UPI Announces Tentative Agreement With Bonneville
WASHINGTON (AP) _ United Press International said Monday it has reached tentative agreement to sell 1,000 satellite dishes to Bonneville Telecommunications Co. for $1.8 million.
The deal is contingent on the financially troubled wire service succesfully completing proceedings under Chapter 11 of the federal bankruptcy laws ″in a manner satisfactory″ to Bonneville, according to a UPI statement read by spokesman David Wickenden.
UPI executives are trying to find a purchaser for the company.
The wire service transmits its news report via transponders on two space satellites, Westar III and Westar IV, owned by the Western Union Co., the announcement said. More than half of UPI’s clients receive the report via earth dishes manufactured by Equatorial Communications, it said.

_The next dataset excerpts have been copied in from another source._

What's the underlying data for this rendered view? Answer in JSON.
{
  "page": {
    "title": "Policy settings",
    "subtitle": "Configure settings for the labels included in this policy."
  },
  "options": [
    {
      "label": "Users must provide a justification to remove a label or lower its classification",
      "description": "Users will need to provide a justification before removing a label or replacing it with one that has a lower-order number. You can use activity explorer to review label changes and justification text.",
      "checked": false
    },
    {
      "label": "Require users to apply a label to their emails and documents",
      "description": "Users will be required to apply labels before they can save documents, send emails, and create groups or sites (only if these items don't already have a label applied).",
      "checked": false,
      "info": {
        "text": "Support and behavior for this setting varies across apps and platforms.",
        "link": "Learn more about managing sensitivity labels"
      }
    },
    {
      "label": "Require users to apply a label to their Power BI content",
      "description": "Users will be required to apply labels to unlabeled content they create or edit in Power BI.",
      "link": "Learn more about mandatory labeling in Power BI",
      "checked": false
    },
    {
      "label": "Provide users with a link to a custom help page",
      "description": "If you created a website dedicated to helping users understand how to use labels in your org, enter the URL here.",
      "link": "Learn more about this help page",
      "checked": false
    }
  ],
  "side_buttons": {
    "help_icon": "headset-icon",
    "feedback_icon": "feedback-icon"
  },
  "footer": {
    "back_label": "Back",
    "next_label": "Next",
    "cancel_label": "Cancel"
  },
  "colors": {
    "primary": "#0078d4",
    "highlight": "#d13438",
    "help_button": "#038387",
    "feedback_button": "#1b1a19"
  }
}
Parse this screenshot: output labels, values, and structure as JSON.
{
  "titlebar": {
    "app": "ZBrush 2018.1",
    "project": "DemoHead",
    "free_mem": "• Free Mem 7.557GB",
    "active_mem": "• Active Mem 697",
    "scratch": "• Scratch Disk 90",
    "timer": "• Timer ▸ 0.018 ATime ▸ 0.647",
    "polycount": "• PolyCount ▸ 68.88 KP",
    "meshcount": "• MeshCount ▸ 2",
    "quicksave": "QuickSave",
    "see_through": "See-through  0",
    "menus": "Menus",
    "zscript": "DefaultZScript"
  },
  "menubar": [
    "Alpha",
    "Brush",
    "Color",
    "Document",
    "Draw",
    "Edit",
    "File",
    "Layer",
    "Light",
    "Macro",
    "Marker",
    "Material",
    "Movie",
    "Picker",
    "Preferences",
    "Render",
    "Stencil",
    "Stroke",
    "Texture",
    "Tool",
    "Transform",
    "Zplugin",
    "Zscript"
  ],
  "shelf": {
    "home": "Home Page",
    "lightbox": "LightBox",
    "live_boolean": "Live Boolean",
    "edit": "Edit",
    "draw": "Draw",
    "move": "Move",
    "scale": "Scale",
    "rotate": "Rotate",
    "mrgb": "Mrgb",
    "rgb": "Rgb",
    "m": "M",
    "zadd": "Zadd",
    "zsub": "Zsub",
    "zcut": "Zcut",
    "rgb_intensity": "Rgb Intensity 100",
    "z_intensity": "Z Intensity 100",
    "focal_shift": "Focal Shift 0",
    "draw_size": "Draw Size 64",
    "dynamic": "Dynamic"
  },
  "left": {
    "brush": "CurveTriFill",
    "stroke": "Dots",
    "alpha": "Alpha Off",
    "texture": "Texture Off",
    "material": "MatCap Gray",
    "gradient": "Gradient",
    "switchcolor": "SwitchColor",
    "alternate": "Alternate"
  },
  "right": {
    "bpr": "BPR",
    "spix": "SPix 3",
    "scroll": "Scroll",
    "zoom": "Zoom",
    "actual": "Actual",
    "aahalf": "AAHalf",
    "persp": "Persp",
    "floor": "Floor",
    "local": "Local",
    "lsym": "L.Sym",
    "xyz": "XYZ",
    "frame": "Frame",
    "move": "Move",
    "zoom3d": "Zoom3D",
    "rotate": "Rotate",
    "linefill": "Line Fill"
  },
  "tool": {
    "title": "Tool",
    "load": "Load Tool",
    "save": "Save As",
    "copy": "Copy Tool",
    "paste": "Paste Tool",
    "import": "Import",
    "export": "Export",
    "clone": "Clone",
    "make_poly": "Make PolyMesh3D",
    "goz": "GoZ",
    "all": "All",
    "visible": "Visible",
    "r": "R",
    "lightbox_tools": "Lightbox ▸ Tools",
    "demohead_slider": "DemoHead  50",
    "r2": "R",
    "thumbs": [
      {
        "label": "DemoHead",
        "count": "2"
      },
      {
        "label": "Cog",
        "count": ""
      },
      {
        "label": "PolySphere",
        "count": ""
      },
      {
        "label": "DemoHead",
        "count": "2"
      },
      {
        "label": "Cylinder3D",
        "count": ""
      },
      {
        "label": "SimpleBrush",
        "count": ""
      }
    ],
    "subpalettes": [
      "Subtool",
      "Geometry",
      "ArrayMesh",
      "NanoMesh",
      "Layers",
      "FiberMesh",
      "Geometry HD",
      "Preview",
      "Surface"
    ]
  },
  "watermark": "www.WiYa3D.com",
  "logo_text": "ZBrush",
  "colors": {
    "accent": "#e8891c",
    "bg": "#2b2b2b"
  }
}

Bonneville, based in Salt Lake City, would buy 1,000 of UPI’s 2,800 satellite earth stations, paying $900,000 to Equatorial to remove a security interest and clear title to the equipment and $900,000 into a UPI-Bonneville trust fund that would cover the costs of switching to the new network, according to the statement.

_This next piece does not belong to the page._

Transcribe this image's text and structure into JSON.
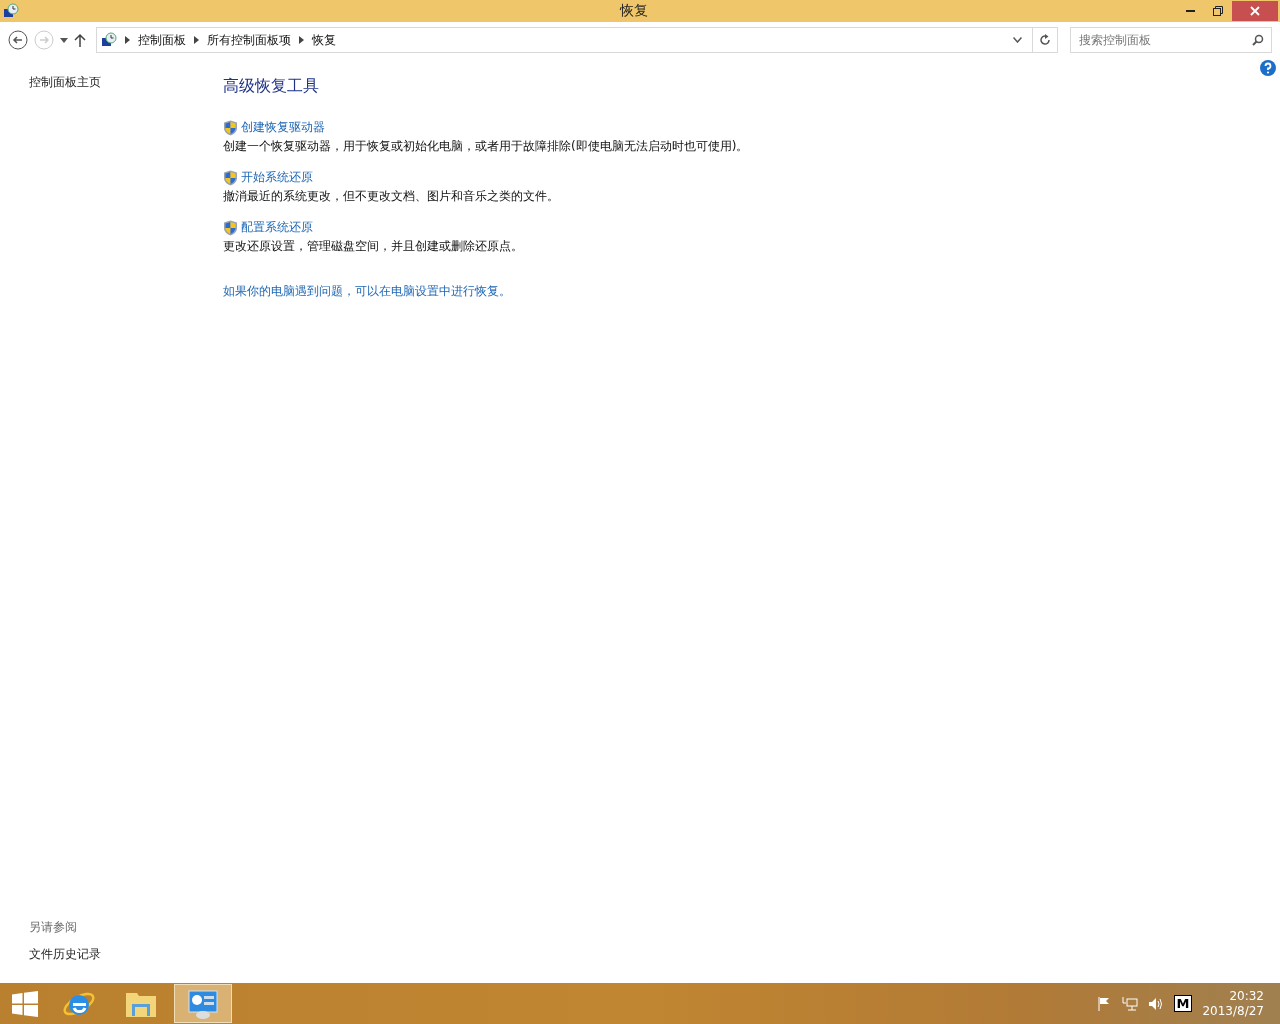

It quoted UPI Vice President Robert Brown as saying the arrangement would save UPI $3 million to $3.5 million a year in domestic operating costs.
As owner of the Equatorial dishes, Bonneville would ″have the ability to sign up other clients who want to get information to the same people,″ the UPI statement quoted Bonneville President Kenneth Bentley as saying.
Bentley said Bonneville would provide UPI with centralized satellite transmission and a new form of delivery via FM subcarrier radio waves.